Fig 4. Redundancy analysis (RDA) with sampling regions as explanatory variables.

RDA of olive fly mitochondrial haplotype distributions using lineage frequencies as response variables and sampling regions as explanatory variables. These explained 68.4% of the lineage distribution variability (Monte Carlo test, P<0.005). W_Iberia—Western Iberia; E_Iberia—Eastern Iberia; SW_Fr—Southwestern France; SE_Fr—Southeastern France.

Fig 5. Redundancy analysis (RDA) with geographic coordinates as explanatory variables.

RDA of olive fly mitochondrial haplotype distributions using latitude (Lat) and longitude (Long) as explanatory variables and lineage frequencies as response variables. Longitude alone explained 52.0% of lineage distribution variability (Monte Carlo test, P<0.005).

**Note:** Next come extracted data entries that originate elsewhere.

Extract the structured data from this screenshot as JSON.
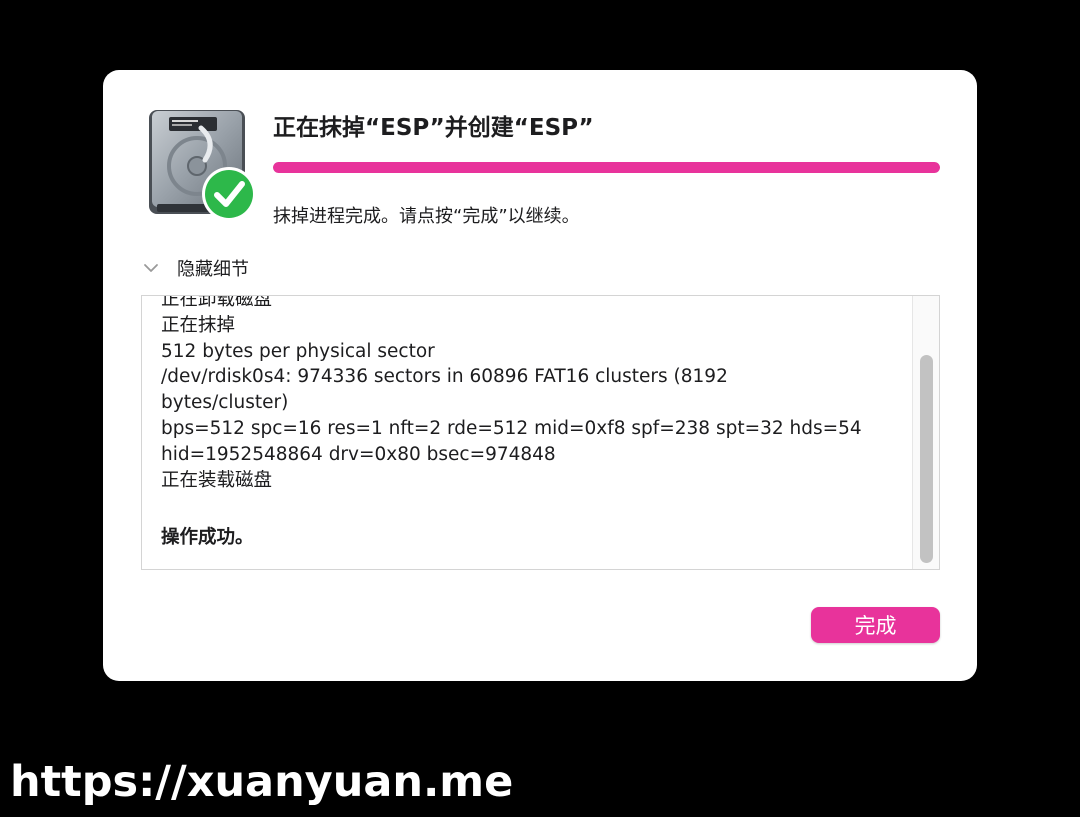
{
  "dialog": {
    "title": "正在抹掉“ESP”并创建“ESP”",
    "progress": 1.0,
    "status_text": "抹掉进程完成。请点按“完成”以继续。",
    "details_toggle_label": "隐藏细节",
    "log_lines": [
      "正在卸载磁盘",
      "正在抹掉",
      "512 bytes per physical sector",
      "/dev/rdisk0s4: 974336 sectors in 60896 FAT16 clusters (8192",
      "bytes/cluster)",
      "bps=512 spc=16 res=1 nft=2 rde=512 mid=0xf8 spf=238 spt=32 hds=54",
      "hid=1952548864 drv=0x80 bsec=974848",
      "正在装载磁盘",
      "",
      "操作成功。"
    ],
    "done_button_label": "完成"
  },
  "colors": {
    "accent": "#e8339b",
    "success": "#2db84a"
  },
  "icons": {
    "disk": "hard-drive-icon",
    "badge": "checkmark-badge-icon",
    "chevron": "chevron-down-icon"
  },
  "watermark": "https://xuanyuan.me"
}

Fig 6. Bayesian phylogeographic analysis using the full sample set suggests both eastward and westward ancient olive fly dispersal in the Mediterranean basin.

Maximum clade credibility phylogenies for olive fly partial mtDNA. Numbers indicate ages (in thousands of years BP) and probabilities of location (in percentage) for key, well-supported (posterior >0.95) nodes (including MRCAs of several clades). Bars represent confidence intervals (95% HPD) for ages. Red—Iberia, Green—France, Blue—Italy, Purple—Levant. The last two glacial periods are indicated by light blue bars.

Fig 7. Bayesian phylogeographic analysis restricted to Iberian and Italian samples suggests both eastward and westward ancient olive fly dispersal in the Mediterranean basin.

Maximum clade credibility phylogenies for olive fly partial mtDNA. Numbers indicate probabilities of location (in percentage) for key, well-supported (posterior >0.95) nodes (including MRCAs of several clades). Bars represent confidence intervals (95% HPD) for ages. Red—Iberia, Blue—Italy.